The next part of the problem has to do with exactly how the target program's message loop is constructed. In a perfect world, when it detects the CTRL key, it would store some flag to indicate the CTRL is being pressed so a subsequent keystroke is recognized as CTRL+(something); but it's not a requirement, an app is free to behave however the developers make it. So, imagine a message loop where the program turns on some kind of flag when the CTRL key is pressed down, then when it sees another keystroke it noticed the control key is being held down and then decides how to process that key combination. In that instance, acSendKeys("^t") would work fine as the CTRL key down is sent first immediately followed by "T". However, if the program calls getkeystate() to see if CTRL is held down AFTER receiving "T", S+ send CTRL+T together instantaneously, too fast for it to check if the CTRL key is down because it's already been released. There are other ways the app's code could be written where it gets a keystroke, then checks the control key; let's say this processing takes 2ms, but since the keystroke was sent in together and immediately released, the app wouldn't recognize the control key.
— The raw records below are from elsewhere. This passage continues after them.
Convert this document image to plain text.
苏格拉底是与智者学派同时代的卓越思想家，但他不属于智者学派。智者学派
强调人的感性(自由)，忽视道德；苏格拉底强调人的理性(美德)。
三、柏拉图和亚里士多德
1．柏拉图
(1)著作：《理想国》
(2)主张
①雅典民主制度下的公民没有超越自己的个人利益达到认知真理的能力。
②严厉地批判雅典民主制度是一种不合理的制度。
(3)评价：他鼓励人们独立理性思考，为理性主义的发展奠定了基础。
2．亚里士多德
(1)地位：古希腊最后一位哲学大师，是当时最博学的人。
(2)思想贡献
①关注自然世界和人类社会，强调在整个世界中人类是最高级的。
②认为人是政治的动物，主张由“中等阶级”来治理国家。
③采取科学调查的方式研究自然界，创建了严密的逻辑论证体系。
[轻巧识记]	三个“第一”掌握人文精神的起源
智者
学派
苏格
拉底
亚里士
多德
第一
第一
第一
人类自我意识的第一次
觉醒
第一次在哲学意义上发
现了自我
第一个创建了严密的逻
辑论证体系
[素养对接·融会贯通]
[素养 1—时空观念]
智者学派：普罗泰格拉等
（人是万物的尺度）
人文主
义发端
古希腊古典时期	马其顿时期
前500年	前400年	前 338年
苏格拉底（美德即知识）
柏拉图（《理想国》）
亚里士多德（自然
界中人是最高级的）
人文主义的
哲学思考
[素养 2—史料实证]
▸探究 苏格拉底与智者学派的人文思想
Ideal program:(first key received is CTRL, second key is "T")
keystroke_message received
If keystroke_message = CTRL Then
set flag that CTRL is being pressed --first pass
Else If keystroke_message is "T" Then
If CTRL flag is set Then
execute as a key combination CTRL+T
Else
process letter "T"
Else
process the letter pressed
Less than ideal program:keystroke_message received
If call to getkeystate() reports that the CTRL key is currently being pressed Then
execute as a key combination CTRL+T
Else
process the letter "T"
In the case of the less than ideal program, the message sent by acSendKeys would happen so fast that by the time it checked to see if the CTRL was being pressed, it would no longer be. Where the ideal program immediately stores that the CTRL is in the pressed position so the "T" is immediately recognized as a CTRL+T.
Basically, you have to think about it in terms of the real world. Sometimes programs are written and tested against actual people pressing keys, which is nowhere near as lightning-fast as a program (like S+) can send them. In a perfect world, people would write programs perfectly, but many times something like this just is never considered.